Le Nombre 23 est d’abord le récit d’un double gâchis. Schumacher, pour commencer. Les films sont invariablement mauvais, mais on persiste à accueillir ses nouvelles tentatives d’un oeil bienveillant. Pour le personnage, d’abord, esthète inapte, tata kitsch et moraliste dont l’imaginaire réac en mousse semble avoir grandi sur la banquette arrière de Taxi driver, et sympathique épouvantail facho qui fait crier très fort la critique. Ce personnage-là, malgré les films, stimule, intéresse. Et puis il y a ce mauvais goût persistant qui fait tenir debout sa botte de navets, une façon de faire des films foncièrement malpolis (de Chute libre en 8 mm en passant par son massacre queer du Batman de Burton), comme vomis depuis une soupape fatiguée de l’industrie dont il renvoie une image aussi conforme que subtilement dégénérée. Une matière propice -mais on en bien naïf, quand même- à animer la croyance que la vulgarité, élevée en système, pourrait faire œuvre, qu’un auteur pourrait finir par germer sur ce sympathique purin. Voeu pieux mais croyance sûrement un peu absurde, le Domino de Tony Scott en était la confirmation, où le vulgaire donnait l’impression de penser et puis non, c’est juste nul. Pourtant, on se contenterait de peu, un découpage juste honnête, un semblant de vision, un rien d’inventivité. Mais ce Nombre 23 confirme qu’il n’y a plus rien à espérer de Schumi, qui s’englue avec l’âge dans un statut de tâcheron même plus rigolo -voir son massacre de l’idée en or de Larry Cohen dans Phone game. Pire: faute de goût impardonnable, ses films tendraient même à devenir bien élevés.

Jim Carrey, ensuite. Cette fois, c’est sûr : on n’en peut plus du Jim Carrey nouveau, la coupe chipée à Nicolas Hulot, l’oeil tristoune et la babine perpétuellement affligée, ou l’Actors’ Studio à la portée du Golden retriever. On se méfiait pourtant, au début, quand ses saoulantes grimaces le consacraient nouvel espoir burlesque. Et puis quand même, on s’était laissé convaincre par Fous d’Irène, où, franchement, il était très bon – à moins que ce soit les Farelly, tout bêtement. Mais depuis, Jim a rangé les grimaces au vestiaire, et, fort sérieusement, s’est mis à cogiter, et ça lui fait mal à la tête, de cogiter, alors les yeux plissés très fort, il joue la souffrance, Jim, c’est ça la nouvelle formule, du Gondry à ce Nombre 23. Depuis sa crise Tchao Pantin, donc, Jim est tout bonnement devenu pénible.

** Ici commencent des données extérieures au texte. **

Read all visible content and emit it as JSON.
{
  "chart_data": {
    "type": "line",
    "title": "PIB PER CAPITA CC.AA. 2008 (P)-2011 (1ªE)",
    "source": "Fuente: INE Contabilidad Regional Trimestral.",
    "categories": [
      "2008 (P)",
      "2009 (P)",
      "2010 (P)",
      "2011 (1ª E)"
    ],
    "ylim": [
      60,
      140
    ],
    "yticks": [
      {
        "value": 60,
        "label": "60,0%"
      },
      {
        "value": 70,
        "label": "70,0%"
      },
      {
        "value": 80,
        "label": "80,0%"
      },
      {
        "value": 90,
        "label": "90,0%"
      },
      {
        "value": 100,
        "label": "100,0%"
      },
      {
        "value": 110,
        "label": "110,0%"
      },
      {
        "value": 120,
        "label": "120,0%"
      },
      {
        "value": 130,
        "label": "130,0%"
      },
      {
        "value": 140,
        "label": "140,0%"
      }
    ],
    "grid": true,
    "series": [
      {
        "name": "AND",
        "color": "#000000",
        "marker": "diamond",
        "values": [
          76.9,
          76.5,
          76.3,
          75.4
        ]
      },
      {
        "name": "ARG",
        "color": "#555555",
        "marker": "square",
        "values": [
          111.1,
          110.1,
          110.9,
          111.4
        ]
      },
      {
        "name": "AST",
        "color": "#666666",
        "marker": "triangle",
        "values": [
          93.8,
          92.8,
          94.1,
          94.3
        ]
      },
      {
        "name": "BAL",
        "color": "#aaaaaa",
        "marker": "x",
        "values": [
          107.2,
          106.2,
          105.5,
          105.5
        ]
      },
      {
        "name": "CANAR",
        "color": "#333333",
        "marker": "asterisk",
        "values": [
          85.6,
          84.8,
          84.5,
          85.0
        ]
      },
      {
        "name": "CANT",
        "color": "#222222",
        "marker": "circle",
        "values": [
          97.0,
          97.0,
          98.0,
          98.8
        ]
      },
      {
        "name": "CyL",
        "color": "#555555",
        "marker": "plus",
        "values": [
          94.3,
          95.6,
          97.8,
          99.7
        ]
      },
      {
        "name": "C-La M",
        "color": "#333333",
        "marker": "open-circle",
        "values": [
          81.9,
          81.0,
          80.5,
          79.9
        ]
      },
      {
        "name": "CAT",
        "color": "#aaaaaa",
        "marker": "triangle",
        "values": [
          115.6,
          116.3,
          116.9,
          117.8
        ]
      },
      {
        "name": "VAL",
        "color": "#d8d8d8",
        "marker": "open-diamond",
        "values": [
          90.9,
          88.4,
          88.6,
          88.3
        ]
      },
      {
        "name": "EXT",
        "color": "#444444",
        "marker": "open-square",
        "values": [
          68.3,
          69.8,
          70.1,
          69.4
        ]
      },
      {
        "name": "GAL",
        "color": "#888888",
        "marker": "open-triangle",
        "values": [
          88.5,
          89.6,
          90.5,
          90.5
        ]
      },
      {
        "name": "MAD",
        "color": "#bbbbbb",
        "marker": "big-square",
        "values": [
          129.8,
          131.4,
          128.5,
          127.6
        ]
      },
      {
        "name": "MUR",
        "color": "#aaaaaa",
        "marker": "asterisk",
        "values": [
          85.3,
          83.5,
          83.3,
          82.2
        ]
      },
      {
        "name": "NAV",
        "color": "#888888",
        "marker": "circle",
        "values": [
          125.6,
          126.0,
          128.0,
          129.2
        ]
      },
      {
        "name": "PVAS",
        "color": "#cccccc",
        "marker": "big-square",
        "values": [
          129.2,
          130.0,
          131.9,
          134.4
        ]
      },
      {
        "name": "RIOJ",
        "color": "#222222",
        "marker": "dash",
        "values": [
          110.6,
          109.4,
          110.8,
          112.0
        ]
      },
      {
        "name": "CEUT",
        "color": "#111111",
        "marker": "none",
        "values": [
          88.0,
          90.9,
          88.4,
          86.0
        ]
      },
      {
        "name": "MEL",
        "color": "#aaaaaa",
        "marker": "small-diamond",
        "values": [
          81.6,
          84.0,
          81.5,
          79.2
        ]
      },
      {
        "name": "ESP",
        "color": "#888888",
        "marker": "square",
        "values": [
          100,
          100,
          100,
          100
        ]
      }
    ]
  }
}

Le film ? Prodigieusement régulier dans sa nullité (la palme aux séquences fantasmées, pas vu plus laid depuis très longtemps). Le script (c’est un premier script, chapeau gamin) pioche son argument couillon dans une grande malle aux trésor néo-ésotérique déjà has been depuis longtemps et régulièrement visitée par tout ce qu’Hollywood compte de ringards définitifs. En deux mots : Jim, tout triste, tombe sur un bouquin dont le récit lui rappelle étrangement sa propre vie ; à la clef : un meurtre, et, tout du long, une obsession mystique pour « le nombre 23 ». Mais pourquoi le nombre 23, demanderez-vous ? C’est pourtant simple, suffit de faire le calcul. Le 11 septembre, par exemple : 11 + 09 + 01 = 23. Ah oui, bizarre. Le nombre de coups de couteau plantés dans Jules César ? 23 ? Bingo. Tiens, encore mieux : Kurt Cobain, né en 1967, mort en 1994 (on vous laisse faire les calculs). Mais… mais tout est lié, alors ? Voilà qui fiche drôlement les jetons. En tout cas, ça travaille sacrément Jim dans le film, qui repeint ses murs de lignes de calcul hystériques quand il ne joue pas du sax en marcel, avant de finir noyé sous un coulis de twists imbéciles. De notre côté, on a beau retourner l’équation dans tout les sens, pas de nombre à deux chiffres, juste un zéro. Pointé.